Energy Link’s April 2017 Price Path
Our Price Path is a forecast of electricity spot prices at over 200 nodes on the national grid. The latest version was released last week and covers the period from April 2018 to March 2033.
By Greg Sise, 22 March 2017
The forecast consists of a distribution of forecast prices over the full forecast horizon, and the “headline” price path is the weighted average of the 860 scenarios included in the forecast data. To take a much simplified example, suppose we had three scenarios for the average price at Otahuhu for 2018 consisting of $100 with probability 15%; $85 with probability 30%; $70 with probability 35%; $45 with probability 20%. Then the weighted average headline price path forecast for 2018 would be $100 x 0.15 + $85 x 0.3 + $70 x 0.35 + $45 x 0.2 = $59.15/MWh.
The forecast is based on fundamental models of the factors that drive, and will drive spot prices into the future, and the scenarios include the impact of variability in inflows into the nation’s main hydro lakes based on 86 years of data going back to 1931.

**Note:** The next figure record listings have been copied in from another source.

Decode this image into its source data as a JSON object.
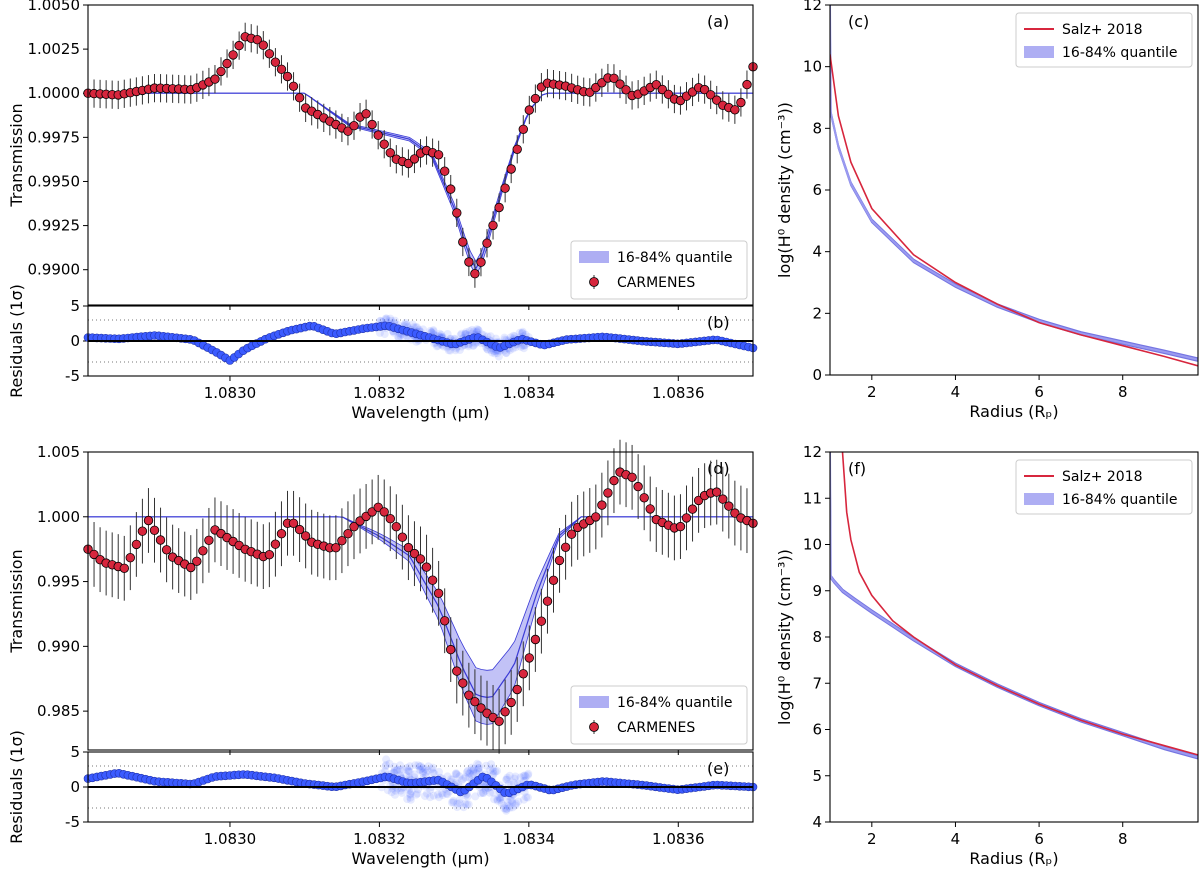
{
  "colors": {
    "data": "#d7263d",
    "model": "#3b3bd6",
    "band": "#9a9af0",
    "resid": "#3b5bff",
    "salz": "#d7263d",
    "axis": "#000000"
  },
  "chart_data": [
    {
      "id": "a",
      "type": "scatter",
      "panel_label": "(a)",
      "ylabel": "Transmission",
      "xlabel": "",
      "xlim": [
        1.08281,
        1.0837
      ],
      "ylim": [
        0.988,
        1.005
      ],
      "xticks": [
        "1.0830",
        "1.0832",
        "1.0834",
        "1.0836"
      ],
      "xtick_values": [
        1.083,
        1.0832,
        1.0834,
        1.0836
      ],
      "yticks": [
        "0.9900",
        "0.9925",
        "0.9950",
        "0.9975",
        "1.0000",
        "1.0025",
        "1.0050"
      ],
      "ytick_values": [
        0.99,
        0.9925,
        0.995,
        0.9975,
        1.0,
        1.0025,
        1.005
      ],
      "legend": [
        "16-84% quantile",
        "CARMENES"
      ],
      "legend_loc": "lower-right",
      "points": [
        [
          1.08281,
          1.0
        ],
        [
          1.08285,
          0.9999
        ],
        [
          1.0829,
          1.0003
        ],
        [
          1.08295,
          1.0002
        ],
        [
          1.08298,
          1.0008
        ],
        [
          1.083,
          1.0019
        ],
        [
          1.08302,
          1.0032
        ],
        [
          1.08304,
          1.003
        ],
        [
          1.08306,
          1.0018
        ],
        [
          1.08308,
          1.0008
        ],
        [
          1.0831,
          0.9992
        ],
        [
          1.08313,
          0.9985
        ],
        [
          1.08316,
          0.9978
        ],
        [
          1.08318,
          0.999
        ],
        [
          1.0832,
          0.9975
        ],
        [
          1.08322,
          0.9963
        ],
        [
          1.08324,
          0.996
        ],
        [
          1.08326,
          0.9968
        ],
        [
          1.08328,
          0.9965
        ],
        [
          1.0833,
          0.994
        ],
        [
          1.08331,
          0.9918
        ],
        [
          1.08332,
          0.9904
        ],
        [
          1.08333,
          0.9896
        ],
        [
          1.08334,
          0.991
        ],
        [
          1.08336,
          0.9935
        ],
        [
          1.08338,
          0.9962
        ],
        [
          1.0834,
          0.999
        ],
        [
          1.08342,
          1.0006
        ],
        [
          1.08345,
          1.0004
        ],
        [
          1.08348,
          1.0
        ],
        [
          1.08351,
          1.001
        ],
        [
          1.08354,
          0.9998
        ],
        [
          1.08357,
          1.0005
        ],
        [
          1.0836,
          0.9995
        ],
        [
          1.08363,
          1.0004
        ],
        [
          1.08366,
          0.9993
        ],
        [
          1.08368,
          0.999
        ],
        [
          1.0837,
          1.0015
        ]
      ],
      "yerr": 0.0008,
      "model_line": [
        [
          1.08281,
          1.0
        ],
        [
          1.0831,
          1.0
        ],
        [
          1.08316,
          0.9982
        ],
        [
          1.0832,
          0.9978
        ],
        [
          1.08324,
          0.9974
        ],
        [
          1.08327,
          0.9965
        ],
        [
          1.0833,
          0.9935
        ],
        [
          1.08332,
          0.9908
        ],
        [
          1.08333,
          0.99
        ],
        [
          1.08334,
          0.991
        ],
        [
          1.08336,
          0.994
        ],
        [
          1.08338,
          0.9968
        ],
        [
          1.0834,
          0.999
        ],
        [
          1.08342,
          1.0
        ],
        [
          1.0837,
          1.0
        ]
      ]
    },
    {
      "id": "b",
      "type": "scatter",
      "panel_label": "(b)",
      "ylabel": "Residuals (1σ)",
      "xlabel": "Wavelength (µm)",
      "xlim": [
        1.08281,
        1.0837
      ],
      "ylim": [
        -5,
        5
      ],
      "xticks": [
        "1.0830",
        "1.0832",
        "1.0834",
        "1.0836"
      ],
      "xtick_values": [
        1.083,
        1.0832,
        1.0834,
        1.0836
      ],
      "yticks": [
        "-5",
        "0",
        "5"
      ],
      "ytick_values": [
        -5,
        0,
        5
      ],
      "hlines": [
        3,
        -3
      ],
      "points": [
        [
          1.08281,
          0.5
        ],
        [
          1.08285,
          0.3
        ],
        [
          1.0829,
          0.8
        ],
        [
          1.08295,
          0.2
        ],
        [
          1.08298,
          -1.5
        ],
        [
          1.083,
          -2.8
        ],
        [
          1.08302,
          -1.2
        ],
        [
          1.08305,
          0.4
        ],
        [
          1.08308,
          1.5
        ],
        [
          1.08311,
          2.2
        ],
        [
          1.08314,
          1.0
        ],
        [
          1.08318,
          1.8
        ],
        [
          1.08321,
          2.2
        ],
        [
          1.08324,
          1.3
        ],
        [
          1.08327,
          0.4
        ],
        [
          1.0833,
          -0.5
        ],
        [
          1.08333,
          0.6
        ],
        [
          1.08336,
          -1.0
        ],
        [
          1.08339,
          0.3
        ],
        [
          1.08342,
          -0.6
        ],
        [
          1.08345,
          0.2
        ],
        [
          1.0835,
          0.6
        ],
        [
          1.08355,
          0.0
        ],
        [
          1.0836,
          -0.4
        ],
        [
          1.08365,
          0.2
        ],
        [
          1.0837,
          -1.0
        ]
      ]
    },
    {
      "id": "c",
      "type": "line",
      "panel_label": "(c)",
      "ylabel": "log(H⁰ density (cm⁻³))",
      "xlabel": "Radius (Rₚ)",
      "xlim": [
        1,
        9.8
      ],
      "ylim": [
        0,
        12
      ],
      "xticks": [
        "2",
        "4",
        "6",
        "8"
      ],
      "xtick_values": [
        2,
        4,
        6,
        8
      ],
      "yticks": [
        "0",
        "2",
        "4",
        "6",
        "8",
        "10",
        "12"
      ],
      "ytick_values": [
        0,
        2,
        4,
        6,
        8,
        10,
        12
      ],
      "legend": [
        "Salz+ 2018",
        "16-84% quantile"
      ],
      "legend_loc": "upper-right",
      "series": [
        {
          "name": "Salz+ 2018",
          "x": [
            1.0,
            1.2,
            1.5,
            2.0,
            3.0,
            4.0,
            5.0,
            6.0,
            7.0,
            8.0,
            9.0,
            9.8
          ],
          "y": [
            10.4,
            8.4,
            6.9,
            5.4,
            3.9,
            3.0,
            2.3,
            1.7,
            1.3,
            0.95,
            0.6,
            0.3
          ]
        },
        {
          "name": "16-84% quantile",
          "x": [
            1.0,
            1.02,
            1.2,
            1.5,
            2.0,
            3.0,
            4.0,
            5.0,
            6.0,
            7.0,
            8.0,
            9.0,
            9.8
          ],
          "y": [
            12.0,
            8.5,
            7.4,
            6.2,
            5.0,
            3.7,
            2.9,
            2.25,
            1.75,
            1.35,
            1.05,
            0.75,
            0.5
          ]
        }
      ]
    },
    {
      "id": "d",
      "type": "scatter",
      "panel_label": "(d)",
      "ylabel": "Transmission",
      "xlabel": "",
      "xlim": [
        1.08281,
        1.0837
      ],
      "ylim": [
        0.982,
        1.005
      ],
      "xticks": [
        "1.0830",
        "1.0832",
        "1.0834",
        "1.0836"
      ],
      "xtick_values": [
        1.083,
        1.0832,
        1.0834,
        1.0836
      ],
      "yticks": [
        "0.985",
        "0.990",
        "0.995",
        "1.000",
        "1.005"
      ],
      "ytick_values": [
        0.985,
        0.99,
        0.995,
        1.0,
        1.005
      ],
      "legend": [
        "16-84% quantile",
        "CARMENES"
      ],
      "legend_loc": "lower-right",
      "points": [
        [
          1.08281,
          0.9975
        ],
        [
          1.08283,
          0.9965
        ],
        [
          1.08286,
          0.996
        ],
        [
          1.08289,
          0.9998
        ],
        [
          1.08292,
          0.997
        ],
        [
          1.08295,
          0.996
        ],
        [
          1.08298,
          0.999
        ],
        [
          1.08302,
          0.9975
        ],
        [
          1.08305,
          0.9968
        ],
        [
          1.08308,
          0.9998
        ],
        [
          1.08311,
          0.998
        ],
        [
          1.08314,
          0.9975
        ],
        [
          1.08317,
          0.9995
        ],
        [
          1.0832,
          1.0008
        ],
        [
          1.08322,
          0.9995
        ],
        [
          1.08324,
          0.9975
        ],
        [
          1.08326,
          0.9965
        ],
        [
          1.08328,
          0.994
        ],
        [
          1.0833,
          0.9885
        ],
        [
          1.08332,
          0.9862
        ],
        [
          1.08334,
          0.985
        ],
        [
          1.08336,
          0.9842
        ],
        [
          1.08338,
          0.986
        ],
        [
          1.0834,
          0.989
        ],
        [
          1.08342,
          0.9925
        ],
        [
          1.08344,
          0.9965
        ],
        [
          1.08346,
          0.999
        ],
        [
          1.08349,
          1.0
        ],
        [
          1.08352,
          1.0035
        ],
        [
          1.08354,
          1.003
        ],
        [
          1.08357,
          0.9998
        ],
        [
          1.0836,
          0.999
        ],
        [
          1.08363,
          1.0015
        ],
        [
          1.08365,
          1.002
        ],
        [
          1.08368,
          1.0
        ],
        [
          1.0837,
          0.9995
        ]
      ],
      "yerr": 0.0025,
      "model_line": [
        [
          1.08281,
          1.0
        ],
        [
          1.08315,
          1.0
        ],
        [
          1.0832,
          0.9985
        ],
        [
          1.08324,
          0.997
        ],
        [
          1.08328,
          0.993
        ],
        [
          1.08331,
          0.9885
        ],
        [
          1.08333,
          0.9862
        ],
        [
          1.08335,
          0.986
        ],
        [
          1.08338,
          0.9885
        ],
        [
          1.08341,
          0.994
        ],
        [
          1.08344,
          0.9985
        ],
        [
          1.08347,
          1.0
        ],
        [
          1.0837,
          1.0
        ]
      ]
    },
    {
      "id": "e",
      "type": "scatter",
      "panel_label": "(e)",
      "ylabel": "Residuals (1σ)",
      "xlabel": "Wavelength (µm)",
      "xlim": [
        1.08281,
        1.0837
      ],
      "ylim": [
        -5,
        5
      ],
      "xticks": [
        "1.0830",
        "1.0832",
        "1.0834",
        "1.0836"
      ],
      "xtick_values": [
        1.083,
        1.0832,
        1.0834,
        1.0836
      ],
      "yticks": [
        "-5",
        "0",
        "5"
      ],
      "ytick_values": [
        -5,
        0,
        5
      ],
      "hlines": [
        3,
        -3
      ],
      "points": [
        [
          1.08281,
          1.2
        ],
        [
          1.08285,
          2.0
        ],
        [
          1.0829,
          0.8
        ],
        [
          1.08295,
          0.4
        ],
        [
          1.08298,
          1.5
        ],
        [
          1.08302,
          1.8
        ],
        [
          1.08306,
          1.3
        ],
        [
          1.0831,
          0.5
        ],
        [
          1.08314,
          0.0
        ],
        [
          1.08318,
          0.8
        ],
        [
          1.08321,
          1.5
        ],
        [
          1.08324,
          0.5
        ],
        [
          1.08328,
          1.0
        ],
        [
          1.08331,
          -0.8
        ],
        [
          1.08334,
          1.6
        ],
        [
          1.08337,
          -1.0
        ],
        [
          1.0834,
          0.4
        ],
        [
          1.08343,
          -0.5
        ],
        [
          1.08346,
          0.3
        ],
        [
          1.0835,
          0.8
        ],
        [
          1.08355,
          0.3
        ],
        [
          1.0836,
          -0.4
        ],
        [
          1.08365,
          0.3
        ],
        [
          1.0837,
          0.0
        ]
      ]
    },
    {
      "id": "f",
      "type": "line",
      "panel_label": "(f)",
      "ylabel": "log(H⁰ density (cm⁻³))",
      "xlabel": "Radius (Rₚ)",
      "xlim": [
        1,
        9.8
      ],
      "ylim": [
        4,
        12
      ],
      "xticks": [
        "2",
        "4",
        "6",
        "8"
      ],
      "xtick_values": [
        2,
        4,
        6,
        8
      ],
      "yticks": [
        "4",
        "5",
        "6",
        "7",
        "8",
        "9",
        "10",
        "11",
        "12"
      ],
      "ytick_values": [
        4,
        5,
        6,
        7,
        8,
        9,
        10,
        11,
        12
      ],
      "legend": [
        "Salz+ 2018",
        "16-84% quantile"
      ],
      "legend_loc": "upper-right",
      "series": [
        {
          "name": "Salz+ 2018",
          "x": [
            1.3,
            1.4,
            1.5,
            1.7,
            2.0,
            2.5,
            3.0,
            4.0,
            5.0,
            6.0,
            7.0,
            8.0,
            9.0,
            9.8
          ],
          "y": [
            12.0,
            10.7,
            10.1,
            9.4,
            8.9,
            8.35,
            8.0,
            7.4,
            6.95,
            6.55,
            6.2,
            5.9,
            5.65,
            5.45
          ]
        },
        {
          "name": "16-84% quantile",
          "x": [
            1.0,
            1.02,
            1.1,
            1.3,
            1.6,
            2.0,
            2.5,
            3.0,
            4.0,
            5.0,
            6.0,
            7.0,
            8.0,
            9.0,
            9.8
          ],
          "y": [
            12.0,
            9.3,
            9.2,
            9.0,
            8.8,
            8.55,
            8.25,
            7.95,
            7.4,
            6.95,
            6.55,
            6.2,
            5.9,
            5.6,
            5.4
          ]
        }
      ]
    }
  ]
}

While the forecast is for the electricity spot market, the drivers include inputs from the natural gas market (gas price path), the carbon market (carbon price path), the global aluminium market, the global oil market, the global methanol market, the foreign exchange markets, global steel markets, global coal markets, and key parameters including domestic inflation, and how New Zealand’s GDP will grow. We also observe and predict how the technology markets relevant to electricity will evolve over time, for example the cost of wind generation, the cost of geothermal generation, the cost of solar PV, and the costs of battery technology for use in solar systems and in electric vehicles.
There is obviously no certainty about the future, which is why the price path includes a wide range of possibilities, as contained in the 860 scenarios. It would be much easier for us just to model the scenarios without ascribing any probabilities to them, thus requiring our forecast subscribers to come to their own conclusions about how to weight the scenarios to produce a price path.
But this is not what we do.
Our subscribers want to know what we think the future holds, at least in a probabilistic sense, which places a duty of care on us that we take very seriously (often in the middle of a sleepless night!), and which disciplines our entire forecasting process. A key part of this is monitoring our forecast accuracy and adjusting and improving the forecasts over time.
So we always present our views on the likelihood of our forecast scenarios, and include the weighted average headline price path. But subscribers are always free to disagree and to create an alternate price path from the forecast scenarios that we provide, using their own probability assessments. For example, a subscriber may view the weighting we put on our “Low Carbon” scenarios as being too low, so they could increase the weighting on this to create their own Price Path based on the modelled scenarios.
However, a more common approach amongst subscribers is to take the headline Price Path “as read”, but then they test their energy strategy using percentiles from the Price Path data. For example, they might be looking to build new generation, and look at the 25th percentile of the Price Path to ask the question: if prices turn out lower than the Price Path forecast, is our project still viable? Because the future is uncertain, it is wise to consider the range of scenarios that we provide in each Price Path, not to just focus on the headline numbers.